Stolen Art Watch, Pebble Beach Art Theft, Double Bubble, Toil and Trouble !!!

More art reported stolen during Pebble Beach heist

Inventory reveals 25 to 30 missing pieces with combined worth of $60 million to $80 million

Last week's big Pebble Beach art heist got bigger Tuesday.
A spokesman for two business partners renting a home in Pebble Beach who reported that 13 pieces of art worth $27 million were taken in a Friday burglary said the number of missing pieces has doubled as the victims inventoried their losses.

Chris Marohn, spokesman for Dr. Ralph Kennaugh, a retired Boston radiation oncologist, and business partner Angelo Benjamin Amadio said the inventory was about 75 percent complete, and the number of missing pieces stands at 25 to 30 with a combined worth of between $60 million and $80 million.

The victims said the artwork was shipped to their Sunridge Road home about two months ago as they made plans to buy land and build in Carmel Highlands. Artwork was missing from the garage and the main house at the residence, Marohn said.

In their original report, the victims said the stolen pieces, which included works by Miro, Rembrandt, Van Gogh and Jackson Pollock, were worth about $27 million. Some of the items were insured, but most were not, Marohn said.

Amadio previously said they had not insured the pieces because it would have cost millions to insure the extensive collection. Marohn said Tuesday the men have contacted their insurance company and put in claims, but he wouldn't say for how much.

On Monday, the art collectors offered rewards of $1 million for the return of their artwork and $5 million for information leading to arrests and prosecutions of people

involved in the alleged theft.
Amadio said he thought the thieves were professional art thieves who knew about their collection and most likely had customers lined up in the art world's black market. The two men assembled the collection during the early part of the decade when they had a Boston gallery, he said.

Marohn said, "We have received a couple phone calls, and we have forwarded those phone calls to the Monterey County Sheriff's Office. I have no idea how promising they look."

He said the art theft was reported to the FBI, which advised the victims to contact Interpol and private investigators.

FBI offices in San Francisco and Watsonville didn't respond to phone messages from The Herald.
Sheriff's Office spokesman Cmdr.
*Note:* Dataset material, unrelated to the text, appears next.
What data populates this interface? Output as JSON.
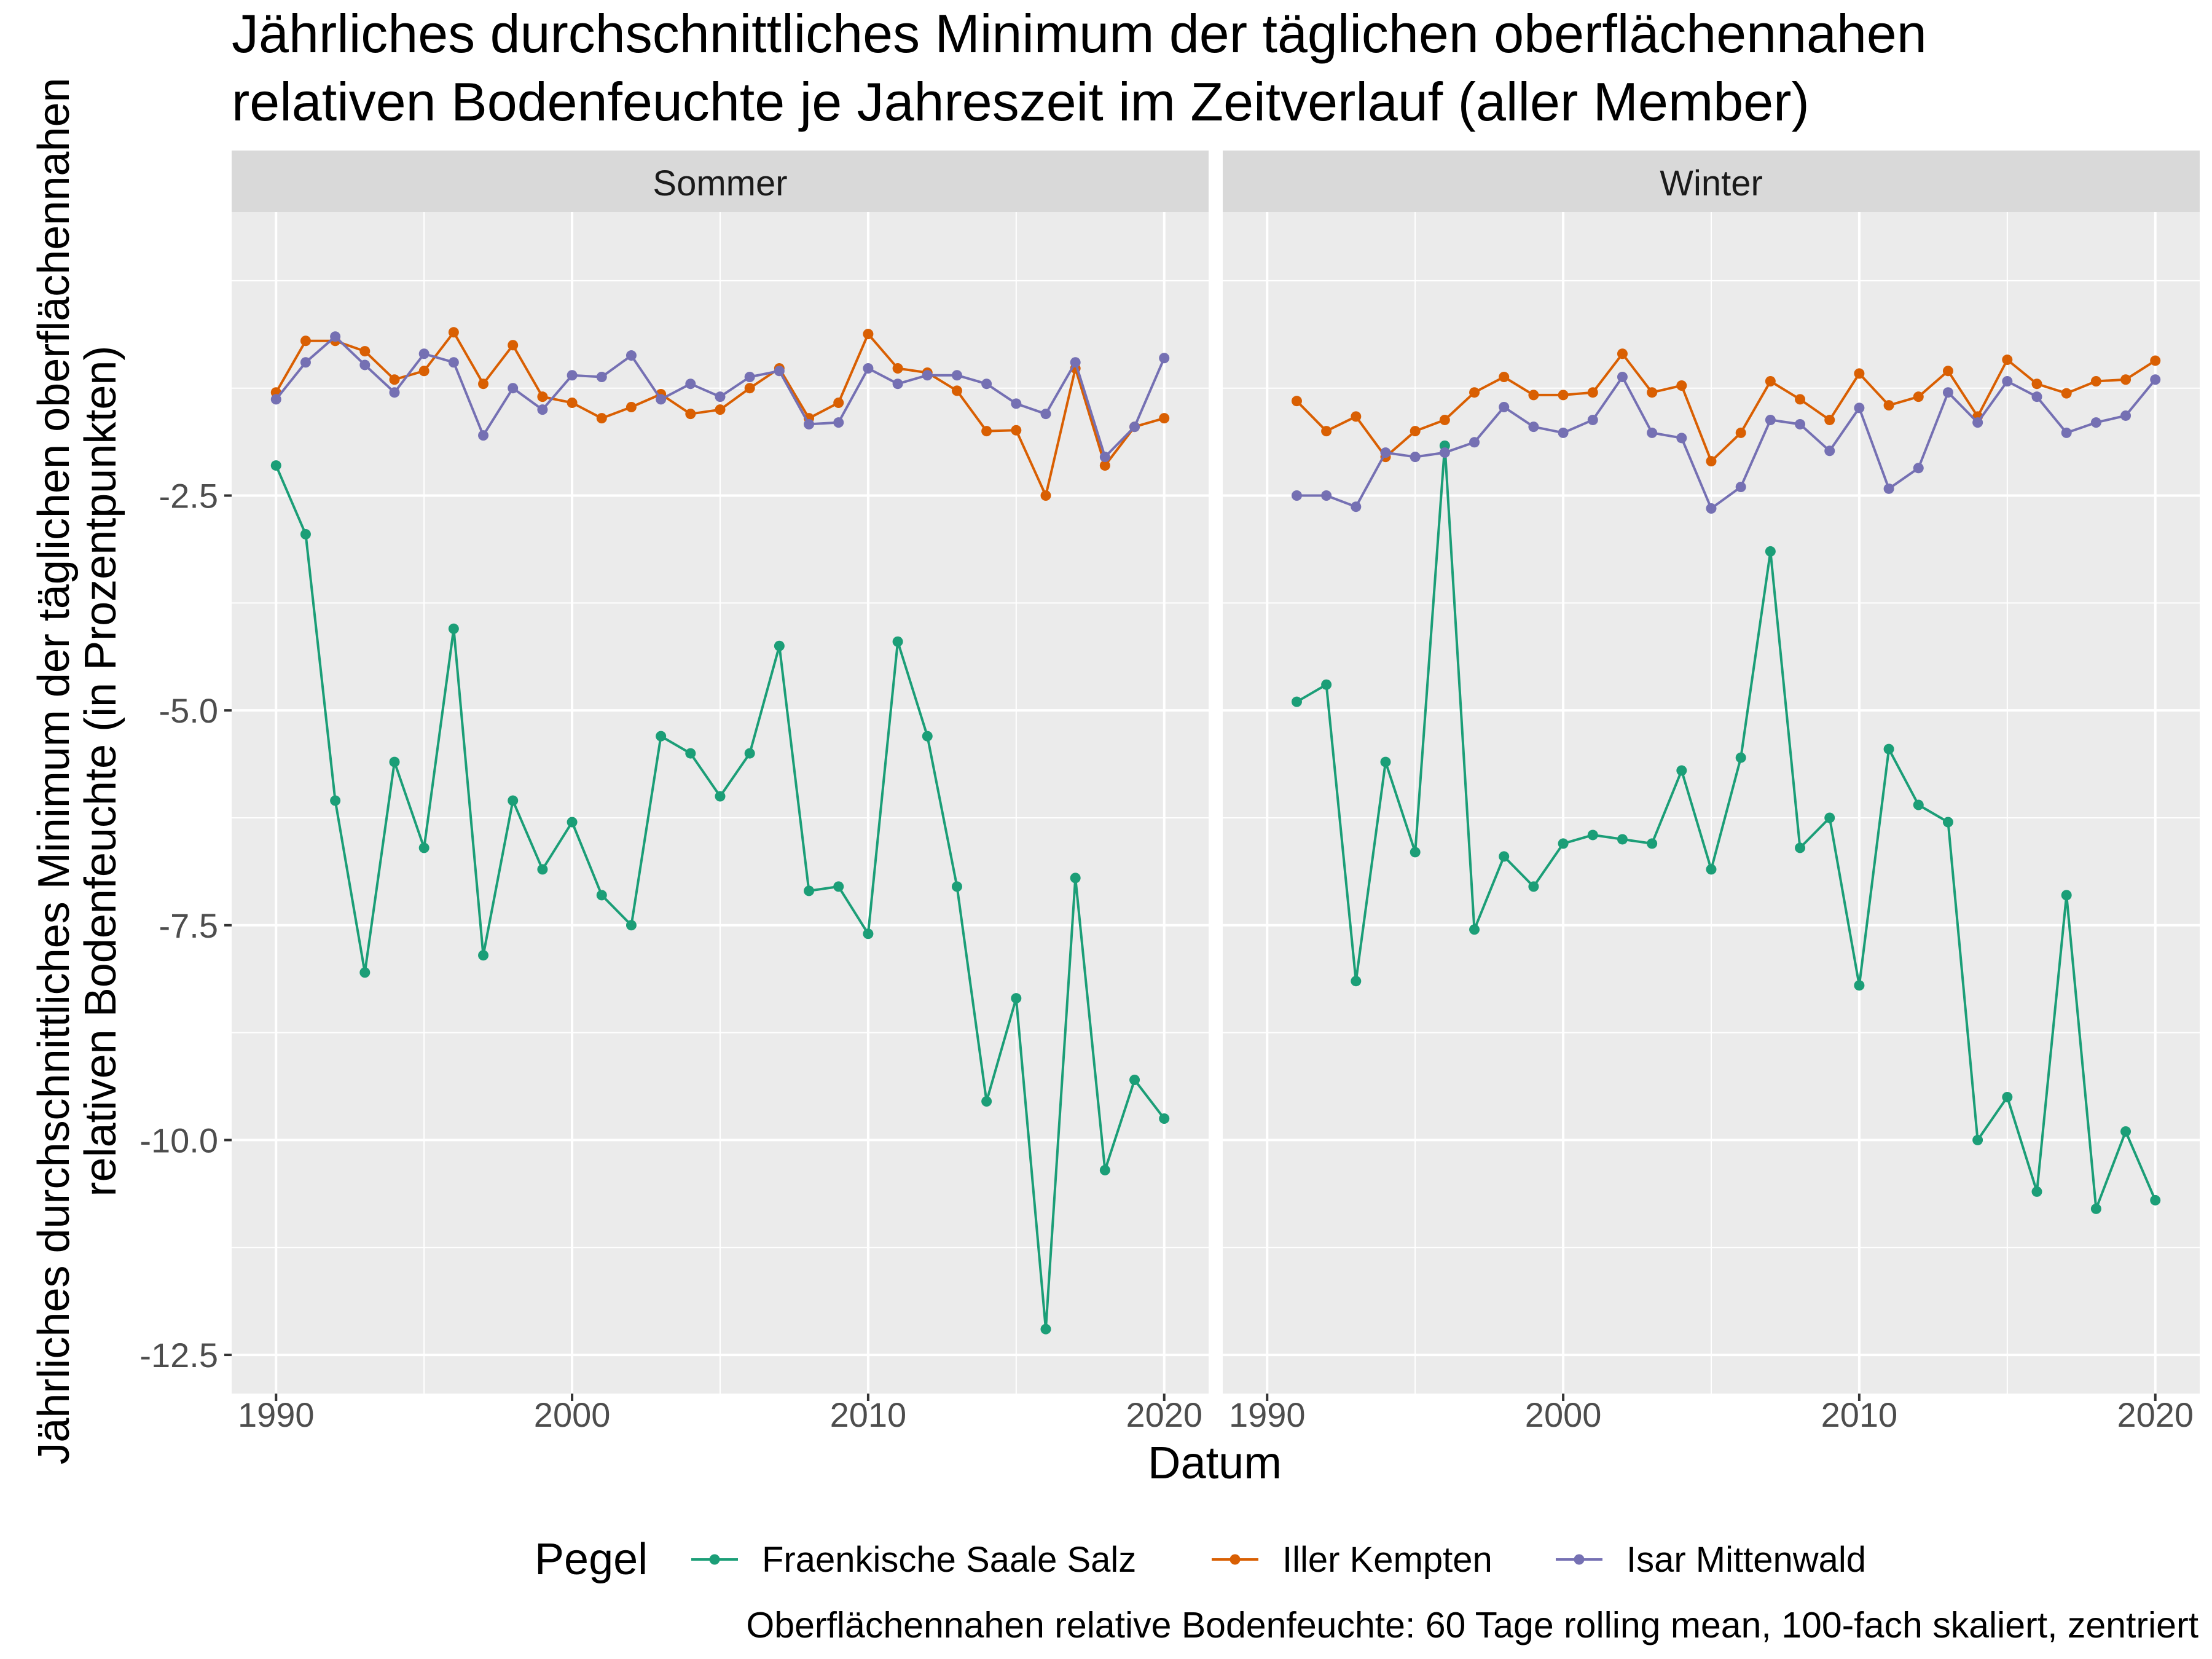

Mike Richards said early Tuesday that deputies were at the Pebble Beach home "working on the scene." He said there were reports a window was pried open to gain access to the home.

"We're treating it at face value on what was reported to us," he said.

Later in the day, Richards said, "We have nothing new to report, but the investigation is progressing."

Marohn said Amadio and Kennaugh "don't believe they will ever see" the stolen items again. Other pieces in their collection were being transferred to a secure location Tuesday, he said.

He said the victims remain at the house, but are scouting for other locations on the Central Coast.

Amadio is the president of a recently incorporated investment company that he said specializes in high-value assets, including property, artwork and gems.

In an e-mail Monday, he said the two men hoped to start an auto museum in the Monterey area within a few years and display much of their artwork there.

Marohn said people who knew the men through their gallery have expressed concern about the massive theft. Others have been less kind, he said, saying, "It's our fault."

He said Amadio and Kennaugh's main goal was to alert police and the media "to get the word out that we want it back."

Larry Parsons can be reached at 646-4379 or
Art Hostage Comments:

I realise I shouldn't strut, but this case is about to be cracked !!!!!
O'h, the ransom note, that's old news, keep up !!
Better be quick if you want a piece of the reward.
Just like an episode of Columbo, Art Hostage has solved this case in 60 minutes !!
Expect one or more of these stolen artworks to mysteriously turn up shortly and that will be followed by the disclosure one of the victims has secretly paid a ransom and recovered some of the stolen art without Police involvement.
That will be followed by a potential prosecution of both victims for paying the ransom.
In the meantime the thieves identity is known to the Police but they cannot recover the rest of the stolen art and have no direct evidence against the thieves or who organised the theft.
Then the delicate negotiations commence to make an Art Hostage, arrest free, ransom free, recovery.